Friday, September 17, 2010

Getting a Kick out of Physics

I’ve written before about the physics of baseball, and in particular how curve balls curve. But, this year’s World Cup Futbol (that’s Eurospeak for soccer you know) got me thinking about the physics of soccer and scoring goals. And, since it is that season for some of you parents, youth soccer season, that is, here you go…

The famous goal that recently got headlines again, in terms of the underlying science, was actually scored 13 years ago. In the June 3, 1997, match between France and Brazil. In the last seconds of the game, Brazilian Roberto Carlos scored what was later named the impossible goal. He kicked a ball towards one end of the goal, apparently way off target, that banked at the last second and dropped into the net. It tied the game and changed the team’s fate that year. It has the stuff of the mysterious dropping fastball in baseball.

The secret was finally revealed this year by a team of French (of course) scientists.

Soccer balls tend to curve or arc when kicked for much the same reason that curve balls curve in baseball. When they are kicked (or thrown) they tend to rotate. So, one side of the ball is rotating in the same direction as the ball itself, while the other side of the ball is rotating against the direction of motion. The side of the ball that is rotating against direction of motion gets slowed down, just a little, by the resulting friction, and the path of the ball starts to curve to that side.
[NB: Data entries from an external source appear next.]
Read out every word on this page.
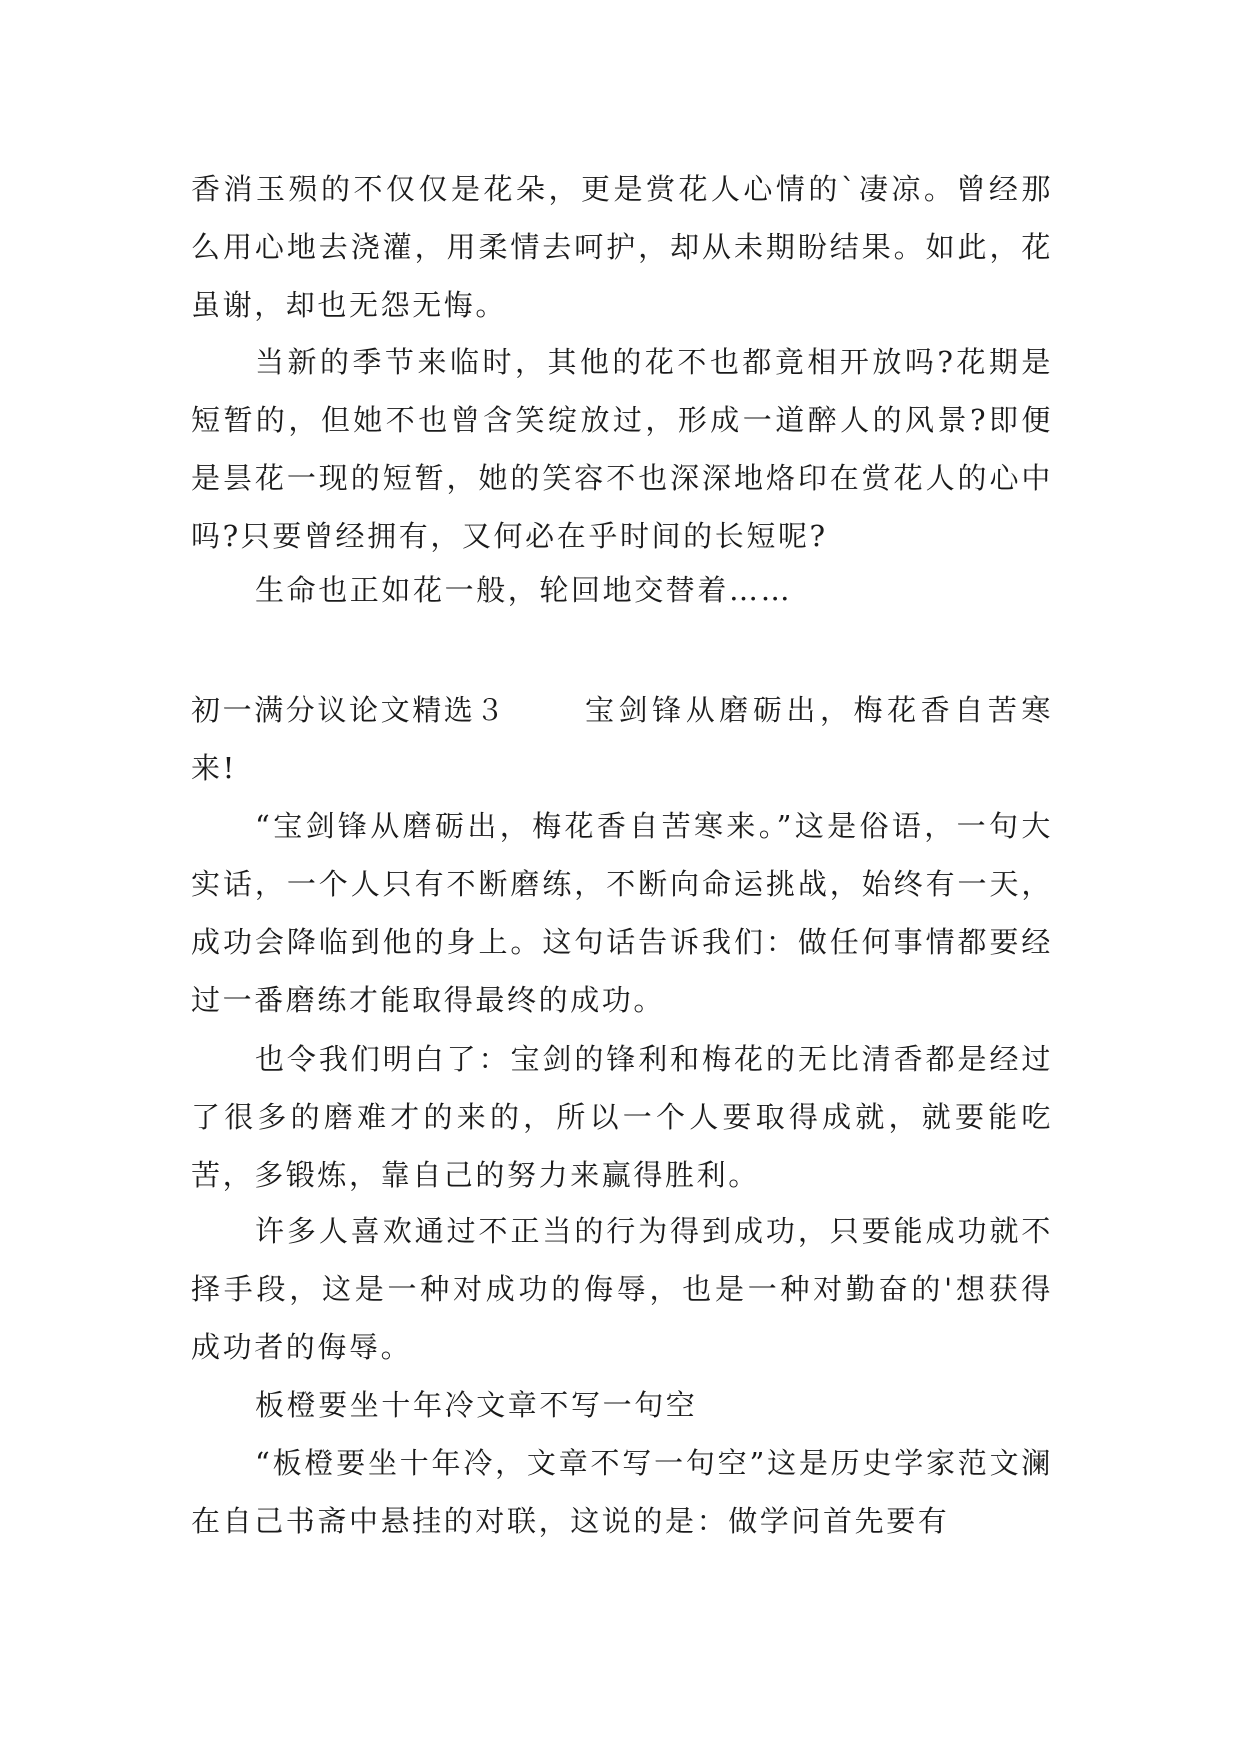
香消玉殒的不仅仅是花朵，更是赏花人心情的`凄凉。曾经那么用心地去浇灌，用柔情去呵护，却从未期盼结果。如此，花虽谢，却也无怨无悔。

当新的季节来临时，其他的花不也都竟相开放吗?花期是短暂的，但她不也曾含笑绽放过，形成一道醉人的风景?即便是昙花一现的短暂，她的笑容不也深深地烙印在赏花人的心中吗?只要曾经拥有，又何必在乎时间的长短呢?

生命也正如花一般，轮回地交替着……

初一满分议论文精选３	宝剑锋从磨砺出，梅花香自苦寒来!

“宝剑锋从磨砺出，梅花香自苦寒来。”这是俗语，一句大实话，一个人只有不断磨练，不断向命运挑战，始终有一天，成功会降临到他的身上。这句话告诉我们：做任何事情都要经过一番磨练才能取得最终的成功。

也令我们明白了：宝剑的锋利和梅花的无比清香都是经过了很多的磨难才的来的，所以一个人要取得成就，就要能吃苦，多锻炼，靠自己的努力来赢得胜利。

许多人喜欢通过不正当的行为得到成功，只要能成功就不择手段，这是一种对成功的侮辱，也是一种对勤奋的'想获得成功者的侮辱。

板橙要坐十年冷文章不写一句空

“板橙要坐十年冷，文章不写一句空”这是历史学家范文澜在自己书斋中悬挂的对联，这说的是：做学问首先要有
This is called the Magnus effect, which explains the gently curving motion we typically see in tennis balls, golf balls, etc. What about the radical change in direction, like with old-fashioned spit-balls and this famous soccer goal?

Spit-balls change drastically because the shape of the ball is altered. This causes the spin to be asymmetrical, and things start to wobble. Just think of your washing machine on the spin cycle with the load out of balance. It just takes one wobble to throw things really out of whack. If your washing machine drum were not attached to the machine, it would take one strong turn, and crash through your laundry room wall.

Something quite different apparently happened with this soccer ball. No alteration of the ball was required. It was simply that the ball was kicked from so far away that the Magnus effect went into overdrive, so to speak. The forces on the right and left side of the ball got so out of balance that it started to wobble on its own, and the result was just like a dropping curve-ball.

The key was that the kick was from really far away, 35 meters to be exact, and only a player like Roberto Carlos could deliver that kick with enough speed for it to actually make it to the goal, estimated at 130 kilometers per hour. Hence, you almost never see this happen. You never see it in baseball or tennis, the ball does simply not get to travel far enough. And, it is obviously incredibly rare even in soccer, kickers rarely deliver 100+ km/hr kicks.

In fact, scientists did not know this was the outcome of the Magnus effect until seeing that goal, and spending many years since then studying it. It has now been replicated in the lab. We have yet to see if improvements in player training technology will yield more Carlos-style performances.